Les années se succèdent et les catastrophes empirent. Alors que déjà en 2020, l’Amazonie subissait son pire mois de juin depuis 13 ans, cette année 2021 bat un nouveau record. Selon les données officielles rendues publiques le 1er juillet, ce mois de juin a été le plus dévastateur depuis 2007. Les satellites de l’Institut national de la recherche spatiale (INPE) ont détecté 2 308 foyers d’incendie, soit 2,3 % de plus qu’en juin l’année dernière. Une situation dramatique alors que saison sèche n’a pas encore commencé.
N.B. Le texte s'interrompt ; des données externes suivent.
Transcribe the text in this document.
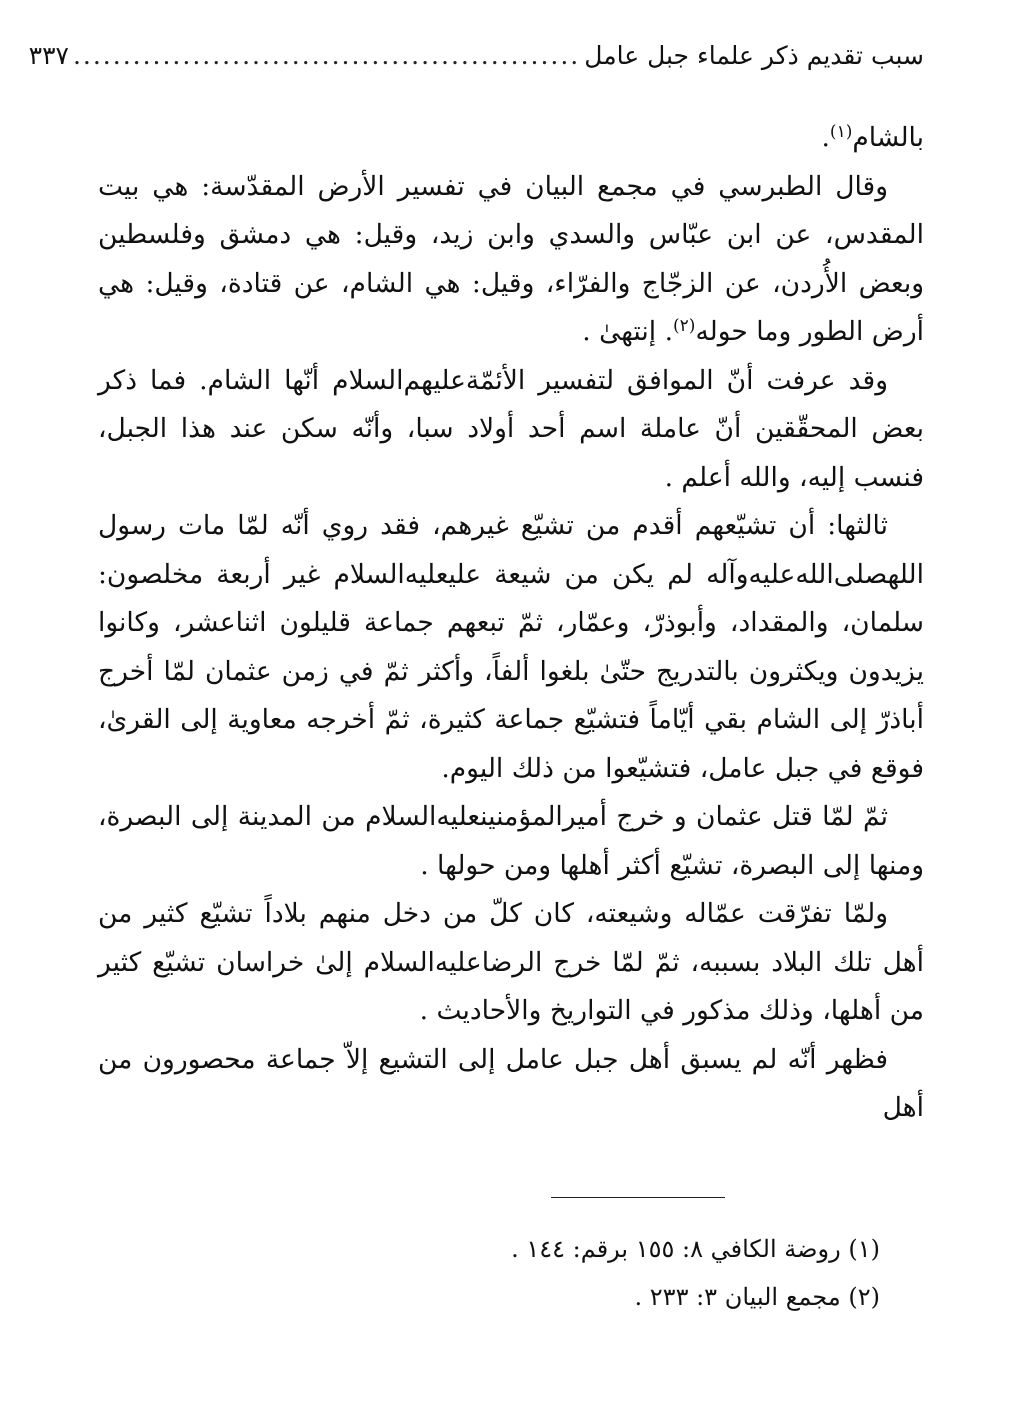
سبب تقديم ذكر علماء جبل عامل
...................................................
٣٣٧

بالشام$^{(١)}$.

وقال الطبرسي في مجمع البيان في تفسير الأرض المقدّسة: هي بيت المقدس، عن ابن عبّاس والسدي وابن زيد، وقيل: هي دمشق وفلسطين وبعض الأُردن، عن الزجّاج والفرّاء، وقيل: هي الشام، عن قتادة، وقيل: هي أرض الطور وما حوله$^{(٢)}$. إنتهىٰ .

وقد عرفت أنّ الموافق لتفسير الأئمّةعليهم‌السلام أنّها الشام. فما ذكر بعض المحقّقين أنّ عاملة اسم أحد أولاد سبا، وأنّه سكن عند هذا الجبل، فنسب إليه، والله أعلم .

ثالثها: أن تشيّعهم أقدم من تشيّع غيرهم، فقد روي أنّه لمّا مات رسول اللهصلى‌الله‌عليه‌وآله لم يكن من شيعة عليعليه‌السلام غير أربعة مخلصون: سلمان، والمقداد، وأبوذرّ، وعمّار، ثمّ تبعهم جماعة قليلون اثناعشر، وكانوا يزيدون ويكثرون بالتدريج حتّىٰ بلغوا ألفاً، وأكثر ثمّ في زمن عثمان لمّا أخرج أباذرّ إلى الشام بقي أيّاماً فتشيّع جماعة كثيرة، ثمّ أخرجه معاوية إلى القرىٰ، فوقع في جبل عامل، فتشيّعوا من ذلك اليوم.

ثمّ لمّا قتل عثمان و خرج أميرالمؤمنينعليه‌السلام من المدينة إلى البصرة، ومنها إلى البصرة، تشيّع أكثر أهلها ومن حولها .

ولمّا تفرّقت عمّاله وشيعته، كان كلّ من دخل منهم بلاداً تشيّع كثير من أهل تلك البلاد بسببه، ثمّ لمّا خرج الرضاعليه‌السلام إلىٰ خراسان تشيّع كثير من أهلها، وذلك مذكور في التواريخ والأحاديث .

فظهر أنّه لم يسبق أهل جبل عامل إلى التشيع إلاّ جماعة محصورون من أهل

(١) روضة الكافي ٨: ١٥٥ برقم: ١٤٤ .
(٢) مجمع البيان ٣: ٢٣٣ .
Les mois d’août et septembre pourraient ainsi subir des incendies historiques.
Ces chiffres confirment une tendance, qui, selon les écologistes, est encouragée par les prises de position du président d’extrême droite Jair Bolsonaro favorable à l’ouverture des activités minières et agricoles en Amazonie. "L’augmentation des départs de feu en Amazonie n’est pas une surprise, c’est le résultat d’actions directes qui incitent à l’illégalité et fragilisent les organes de contrôle, comme la réduction de 60 % du budget 2 021 pour la surveillance des incendies", déplore l’ONG Institut socio-environnemental (ISA) dans un communiqué transmis à l’AFP.
Interdiction des brûlis
Sur l’ensemble de l’année 2020, quelque 103 000 incendies ont été recensés dans le biome amazonien, soit une augmentation de 16% en un an, selon l’INPE. Ces incendies sont la conséquence de la déforestation pour faire place à l’agriculture et à l’élevage du bétail, selon les experts. Le gouvernement brésilien a publié cette semaine un décret interdisant les brûlis pendant quatre mois et a autorisé l’envoi de l’armée en Amazonie pour lutter contre la déforestation et l’exploitation minière illégale.
Deux stratégies qui, selon Greenpeace Brésil "ont échoué de manière incontestable au cours des deux dernières années". Jair Bolsonaro s’est récemment engagé auprès de la communauté internationale à éliminer la déforestation illégale au Brésil d’ici 2030, sans annoncer de mesures concrètes pour atteindre cet objectif. Mais c’est aussi la responsabilité des puissances qui importent du soja brésilien qui est pointée du doigt.
The forest is burning! Last month, Brazil recorded the most fires in the Amazon in 14 years for the month of June. Fire is used by the agribusiness in the deforestation process, as seen on this shocking video by photographer and videographer Kamikia Kisedje. pic.twitter.com/9Y7vOExLli
— Greenpeace (@Greenpeace) July 1, 2021
La part de complicité de la France
Emmanuel Macron avait ainsi reconnu en 2019, lorsque le monde découvrait les terribles incendies qui ravageaient l’Amazonie, la "part de complicité" de la France dans cette situation. L’Europe est en effet fortement dépendance de l’importation de soja sud-américain. Chaque année, selon Greenpeace, l’Hexagone importe 3,5 millions de tonnes de soja, participant ainsi à la déforestation. L’ONG a d’ailleurs bloqué fin mai un entrepôt stockant du soja importé dans le port de Saint-Nazaire. Pour remédier à cette situation, Emmanuel Macron a lancé fin 2019 un plan de souveraineté protéinique.
Mais il y a urgence. Une récente étude publiée dans Nature Climate Change estime que la forêt amazonienne rejette désormais plus de carbone qu’elle n’en absorbe. Entre 2010 et 2019, ses émissions de carbone ont été 18 % supérieures aux absorptions, indique dans un communiqué l’Institut français de recherche pour l’agriculture, l’alimentation et l’environnement (Inrae). Un basculement qui ne concerne auourd’hui que la partie brésilienne de la forêt amazonienne mais qui pourrait s’étendre à l’ensemble de l’Amazonie prochainement.